I remember going to the Democratic picnics and such with my mom and stepdad when I was 10 or younger. I didn't have any idea what the importance of any of it was for awhile yet, although I also remember carrying around a piece of paper with "Carter" and "Ford" written at the top and asking people who they preferred and marking it on the paper. I was eight. (I don't think it was nearly so much a possible future as a pollster as simply a deep drive to organize and log and chart and list, that kind of thing.) Anyway, I know that things like the picnics in particular are why I was a Democrat. It was just something we were, instead of being something else, the same as we lived in our house and answered to our names, even though they never made any effort to impress it upon me directly. If I am one now, it's because of my own experiences, although I'm completely uncommitted to the party as a whole and would vote for anybody else in a second whom I thought would do a better job, even if I didn't like them very much as a person, if they weren't much further off of my own philosophy than others; and there have been several people I liked but wouldn't ever want in charge of anything.

I'm not most of the stuff I was "raised" to be (good and bad).

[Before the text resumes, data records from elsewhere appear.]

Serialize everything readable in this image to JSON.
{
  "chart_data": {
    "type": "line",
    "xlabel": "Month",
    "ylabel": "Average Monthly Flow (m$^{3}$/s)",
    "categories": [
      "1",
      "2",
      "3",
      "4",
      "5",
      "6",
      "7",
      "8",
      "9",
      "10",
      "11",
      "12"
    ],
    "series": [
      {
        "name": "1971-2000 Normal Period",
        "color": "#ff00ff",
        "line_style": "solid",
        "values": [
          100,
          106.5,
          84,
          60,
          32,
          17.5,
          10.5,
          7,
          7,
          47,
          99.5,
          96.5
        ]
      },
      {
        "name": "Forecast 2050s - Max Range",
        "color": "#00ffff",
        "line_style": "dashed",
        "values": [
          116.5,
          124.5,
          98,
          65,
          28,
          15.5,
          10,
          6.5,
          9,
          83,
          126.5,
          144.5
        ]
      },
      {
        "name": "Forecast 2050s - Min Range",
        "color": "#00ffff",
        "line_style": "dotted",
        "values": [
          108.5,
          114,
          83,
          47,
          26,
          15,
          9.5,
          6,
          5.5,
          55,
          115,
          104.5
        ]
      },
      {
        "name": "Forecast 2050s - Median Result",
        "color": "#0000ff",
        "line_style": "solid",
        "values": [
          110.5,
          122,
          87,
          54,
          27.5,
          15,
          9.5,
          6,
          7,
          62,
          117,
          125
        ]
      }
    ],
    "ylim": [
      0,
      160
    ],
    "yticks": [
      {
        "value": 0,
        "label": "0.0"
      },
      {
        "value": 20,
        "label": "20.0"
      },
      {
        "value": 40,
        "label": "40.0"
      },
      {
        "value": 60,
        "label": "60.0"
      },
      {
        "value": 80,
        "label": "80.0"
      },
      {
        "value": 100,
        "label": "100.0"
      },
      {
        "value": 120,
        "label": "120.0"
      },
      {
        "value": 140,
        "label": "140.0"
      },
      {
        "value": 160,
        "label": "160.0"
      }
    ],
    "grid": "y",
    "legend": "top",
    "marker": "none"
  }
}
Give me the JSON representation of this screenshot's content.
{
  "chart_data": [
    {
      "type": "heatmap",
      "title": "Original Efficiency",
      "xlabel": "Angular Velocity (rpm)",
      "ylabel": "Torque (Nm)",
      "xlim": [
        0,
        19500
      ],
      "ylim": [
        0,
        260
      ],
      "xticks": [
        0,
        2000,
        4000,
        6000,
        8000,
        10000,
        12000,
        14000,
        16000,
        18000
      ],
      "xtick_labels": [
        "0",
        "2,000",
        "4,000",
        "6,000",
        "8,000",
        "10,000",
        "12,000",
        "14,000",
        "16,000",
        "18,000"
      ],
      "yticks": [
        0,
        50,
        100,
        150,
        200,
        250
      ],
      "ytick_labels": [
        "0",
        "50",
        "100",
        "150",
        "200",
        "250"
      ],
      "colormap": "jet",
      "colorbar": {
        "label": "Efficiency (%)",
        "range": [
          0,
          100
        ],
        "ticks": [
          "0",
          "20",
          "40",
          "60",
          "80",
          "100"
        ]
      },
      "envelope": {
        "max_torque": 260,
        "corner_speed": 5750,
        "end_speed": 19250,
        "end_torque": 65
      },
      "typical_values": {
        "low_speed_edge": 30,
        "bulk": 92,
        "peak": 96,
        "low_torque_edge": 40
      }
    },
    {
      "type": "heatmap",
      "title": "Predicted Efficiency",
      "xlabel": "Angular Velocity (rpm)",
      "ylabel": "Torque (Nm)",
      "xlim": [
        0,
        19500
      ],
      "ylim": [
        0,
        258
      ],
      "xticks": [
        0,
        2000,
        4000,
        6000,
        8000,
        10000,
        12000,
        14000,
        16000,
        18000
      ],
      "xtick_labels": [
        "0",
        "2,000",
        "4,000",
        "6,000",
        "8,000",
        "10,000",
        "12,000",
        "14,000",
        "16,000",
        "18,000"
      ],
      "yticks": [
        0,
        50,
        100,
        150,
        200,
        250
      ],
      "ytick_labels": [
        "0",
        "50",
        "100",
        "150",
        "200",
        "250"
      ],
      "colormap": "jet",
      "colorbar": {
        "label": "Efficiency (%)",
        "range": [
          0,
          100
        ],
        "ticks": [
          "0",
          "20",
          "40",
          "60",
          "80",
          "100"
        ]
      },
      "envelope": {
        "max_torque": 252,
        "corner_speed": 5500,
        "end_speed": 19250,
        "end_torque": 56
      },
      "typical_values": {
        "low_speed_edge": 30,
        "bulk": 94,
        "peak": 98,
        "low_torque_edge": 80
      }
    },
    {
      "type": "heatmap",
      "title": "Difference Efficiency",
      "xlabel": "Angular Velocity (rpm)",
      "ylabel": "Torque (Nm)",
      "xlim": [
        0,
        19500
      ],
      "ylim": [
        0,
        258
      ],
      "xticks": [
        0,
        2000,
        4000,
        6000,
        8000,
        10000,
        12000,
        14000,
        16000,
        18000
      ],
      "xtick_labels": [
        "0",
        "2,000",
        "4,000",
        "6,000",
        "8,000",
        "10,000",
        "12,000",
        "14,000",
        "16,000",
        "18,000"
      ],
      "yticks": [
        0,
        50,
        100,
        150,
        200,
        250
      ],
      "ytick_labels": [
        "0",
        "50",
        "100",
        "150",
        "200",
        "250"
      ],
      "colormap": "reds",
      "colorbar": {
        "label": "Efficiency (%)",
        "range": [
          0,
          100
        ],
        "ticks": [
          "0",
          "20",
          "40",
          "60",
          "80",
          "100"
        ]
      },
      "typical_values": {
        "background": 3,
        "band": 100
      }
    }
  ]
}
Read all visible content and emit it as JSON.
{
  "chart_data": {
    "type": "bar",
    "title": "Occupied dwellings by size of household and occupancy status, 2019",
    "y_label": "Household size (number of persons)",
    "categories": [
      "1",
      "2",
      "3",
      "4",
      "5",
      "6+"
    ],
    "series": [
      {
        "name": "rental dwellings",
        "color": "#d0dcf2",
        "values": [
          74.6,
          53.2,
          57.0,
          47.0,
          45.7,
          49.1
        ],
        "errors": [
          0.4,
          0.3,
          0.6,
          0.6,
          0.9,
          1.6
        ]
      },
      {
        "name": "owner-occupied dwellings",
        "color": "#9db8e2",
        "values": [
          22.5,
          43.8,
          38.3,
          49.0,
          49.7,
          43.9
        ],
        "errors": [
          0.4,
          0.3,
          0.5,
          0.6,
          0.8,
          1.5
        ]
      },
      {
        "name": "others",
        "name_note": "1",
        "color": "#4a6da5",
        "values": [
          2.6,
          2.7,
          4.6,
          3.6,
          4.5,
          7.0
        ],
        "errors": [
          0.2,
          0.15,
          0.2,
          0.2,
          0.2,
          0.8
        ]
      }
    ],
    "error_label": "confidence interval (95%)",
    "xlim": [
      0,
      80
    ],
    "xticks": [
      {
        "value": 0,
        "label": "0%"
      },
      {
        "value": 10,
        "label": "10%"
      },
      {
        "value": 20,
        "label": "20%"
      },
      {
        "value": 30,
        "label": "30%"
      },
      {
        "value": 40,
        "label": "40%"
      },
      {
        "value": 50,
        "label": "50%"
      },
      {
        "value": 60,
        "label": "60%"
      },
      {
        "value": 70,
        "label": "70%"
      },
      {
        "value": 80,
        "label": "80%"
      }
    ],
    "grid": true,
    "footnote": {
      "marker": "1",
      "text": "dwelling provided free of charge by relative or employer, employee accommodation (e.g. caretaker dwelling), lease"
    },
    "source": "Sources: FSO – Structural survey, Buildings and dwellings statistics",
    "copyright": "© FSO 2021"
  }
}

I understand that it's basically unavoidable in most cases to avoid being imprinted with the beliefs of the major "forces" in your life, but I still don't ever understand the answer "it's just how I was raised" as a primary reason for one's practices and reflexes (as opposed to "beliefs" and "opinions," which require critical thinking and perspective at some point) that actually make an impact. I feel like at some point we all get our own buses, and if we're not driving them, who is? Buses with no drivers do a lot of damage. It frustrates me.